Washington: Voicing concern over protectionism, India has asked the US to address issues faced by Indian IT professionals, who pay $15 billion in taxes, and reminded Washington that this "success story" should not be set back by stringent visa regulations. "We do hope the current economic challenges in the US would not lead to protectionism and that concerns of Indian IT industry will be addressed quickly," Foreign Secretary Ranjan Mathai said Monday at at the Center for Strategic and International Studies, a US think tank.
Mathai, who is on his first visit to the US as foreign secretary, was speaking on "Building on Convergences: Deepening India-U.S. Strategic Partnership."
Reminding Washington of the contribution of the Indian IT industry and its role in building robust India-US relations, Mathai said the Indians industry employs over 100,000 in the US, up from 20,000 six years ago.
"It supports 200,000 other jobs, including indirect ones, apart from enhancing the competitiveness of some US industries. Most Indian companies are setting up development centers. Indian IT industry contributed $15 billion in taxes over the last 5 years," he said.

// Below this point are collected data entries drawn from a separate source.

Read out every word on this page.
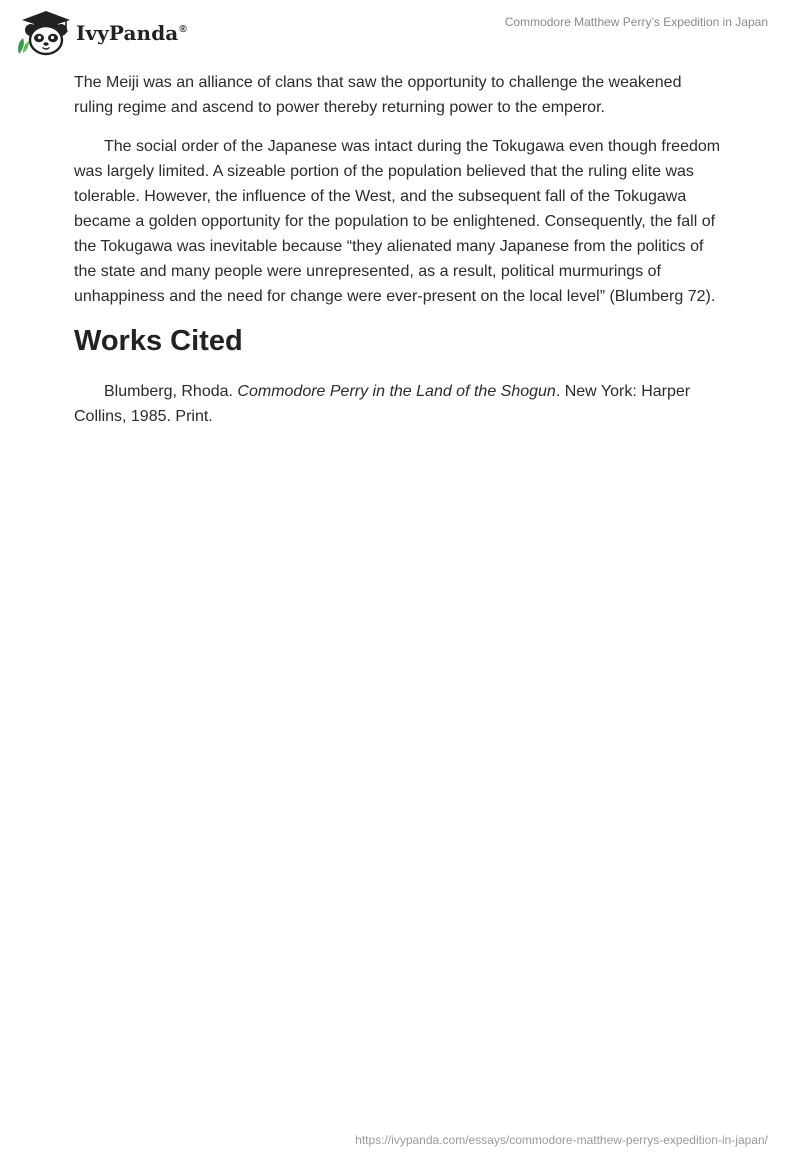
IvyPanda®
Commodore Matthew Perry’s Expedition in Japan

The Meiji was an alliance of clans that saw the opportunity to challenge the weakened ruling regime and ascend to power thereby returning power to the emperor.

The social order of the Japanese was intact during the Tokugawa even though freedom was largely limited. A sizeable portion of the population believed that the ruling elite was tolerable. However, the influence of the West, and the subsequent fall of the Tokugawa became a golden opportunity for the population to be enlightened. Consequently, the fall of the Tokugawa was inevitable because “they alienated many Japanese from the politics of the state and many people were unrepresented, as a result, political murmurings of unhappiness and the need for change were ever-present on the local level” (Blumberg 72).

Works Cited

Blumberg, Rhoda. Commodore Perry in the Land of the Shogun. New York: Harper Collins, 1985. Print.

https://ivypanda.com/essays/commodore-matthew-perrys-expedition-in-japan/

"This success story should not be set back by stringent visa regulations which act as a non-tariff barrier," he stressed.
Alluding to over $200 million paid by Indian IT professionals going to the US in visa fees, Mathai said: "Perhaps $30-$50 million has been taken from young aspiring Indians working in businesses whose US visas were rejected. The pink slip has become a greenback!"
"It needs reiteration that the targets of these discriminatory actions are precisely those who have contributed intellectually to the climate of reform in India, and who have been votaries of strong India-US relations," he said.
Calling for deepening of economic ties between India and the US, Mathai said the two countries should not only focus on expanding trade and investment, but also "use the power of innovation to make our economies global leaders in the 21st century."
India and the US can and must strengthen their economic partnership, he said. The flow of trade in goods and services, and investments in both directions has grown several times in the past two decades increasing to $40 billion of US imports, both goods and services.